課程名稱︰常微分方程導論
課程性質︰必修
課程教師︰夏俊雄
開課學院：理學院
開課系所︰數學系
考試日期（年月日）︰2012/12/14
考試時限（分鐘）：
試題 :
ODE QUIZ 7 12/14/2012
You need to turn in Problems 1,2,4,5 in class. In this quiz, let f(t) and g(t)

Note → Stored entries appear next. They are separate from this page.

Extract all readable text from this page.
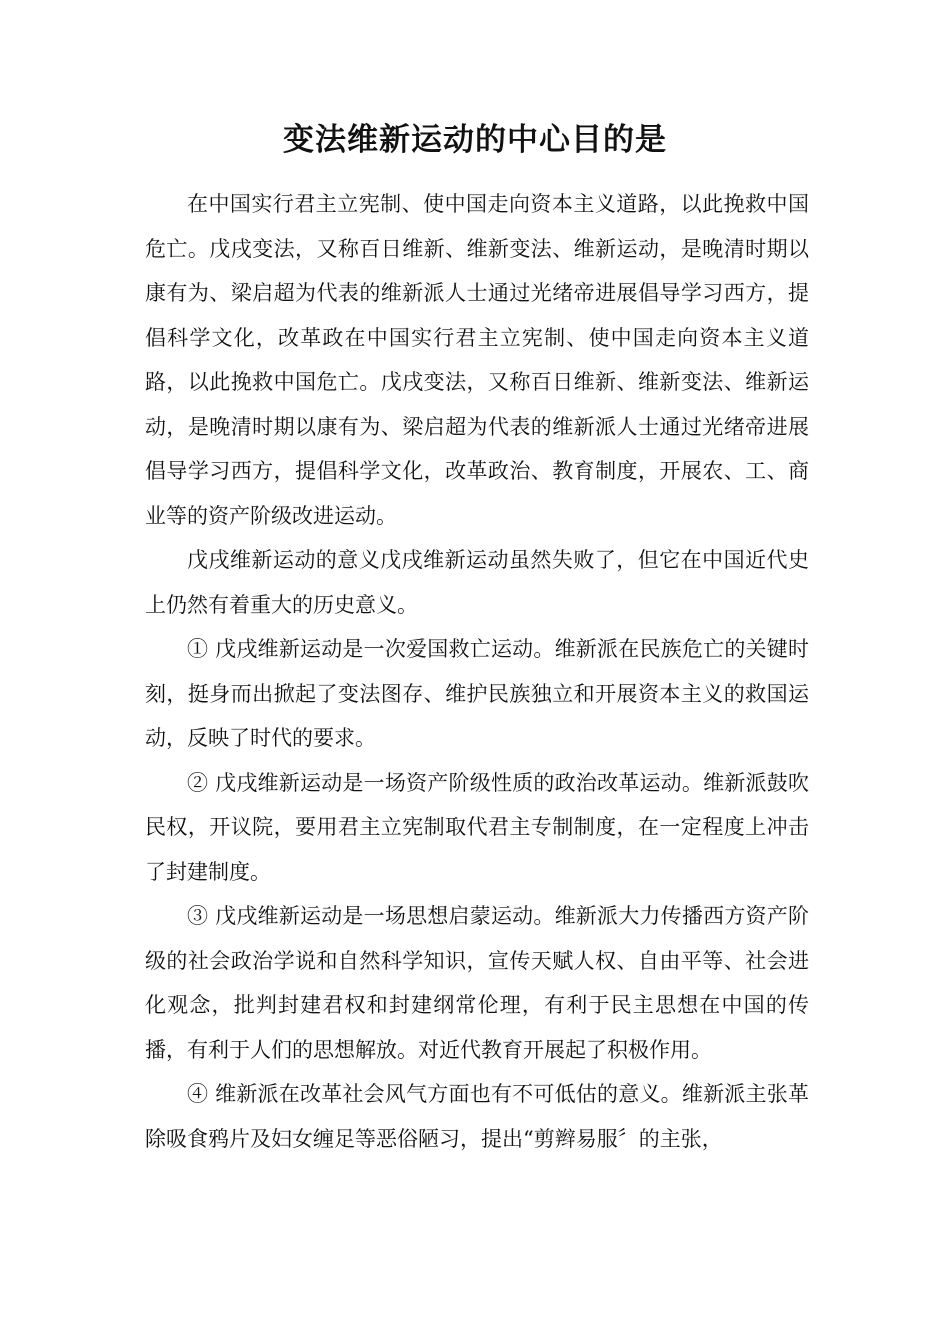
变法维新运动的中心目的是

在中国实行君主立宪制、使中国走向资本主义道路，以此挽救中国危亡。戊戌变法，又称百日维新、维新变法、维新运动，是晚清时期以康有为、梁启超为代表的维新派人士通过光绪帝进展倡导学习西方，提倡科学文化，改革政在中国实行君主立宪制、使中国走向资本主义道路，以此挽救中国危亡。戊戌变法，又称百日维新、维新变法、维新运动，是晚清时期以康有为、梁启超为代表的维新派人士通过光绪帝进展倡导学习西方，提倡科学文化，改革政治、教育制度，开展农、工、商业等的资产阶级改进运动。

戊戌维新运动的意义戊戌维新运动虽然失败了，但它在中国近代史上仍然有着重大的历史意义。

① 戊戌维新运动是一次爱国救亡运动。维新派在民族危亡的关键时刻，挺身而出掀起了变法图存、维护民族独立和开展资本主义的救国运动，反映了时代的要求。

② 戊戌维新运动是一场资产阶级性质的政治改革运动。维新派鼓吹民权，开议院，要用君主立宪制取代君主专制制度，在一定程度上冲击了封建制度。

③ 戊戌维新运动是一场思想启蒙运动。维新派大力传播西方资产阶级的社会政治学说和自然科学知识，宣传天赋人权、自由平等、社会进化观念，批判封建君权和封建纲常伦理，有利于民主思想在中国的传播，有利于人们的思想解放。对近代教育开展起了积极作用。

④ 维新派在改革社会风气方面也有不可低估的意义。维新派主张革除吸食鸦片及妇女缠足等恶俗陋习，提出“剪辫易服〞的主张，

be piecewise continuous finction defined on [0,∞). The convolution of f(t) and
g(t) are defined as
t
(f*g)(t) := ∫f(t-s)g(s)ds.
0
1.Calculate sint*sint.
1
2.Calculate the inverse Laplace transform of ──────.
(s^2 + 1)^2
3. Let L denote the Laplace transform and L^-1 denote the inverse Laplace
transform. Show that
L(f*g)(s) = L(f)(s)L(g)(s),
and
L^-1(L(f)(s)L(g)(s)) = (f*g)(s).
4. Solve the integro-differential equation
y'(t) = 1 - ∫y(t-s)(e^-2s)ds, y(0) = 1.
5. Do you think the following equations have periodic solutions? Prove or
disprove it.
x'' - x + x^3 = 0,
x'' + x^2 - x^4 = 0.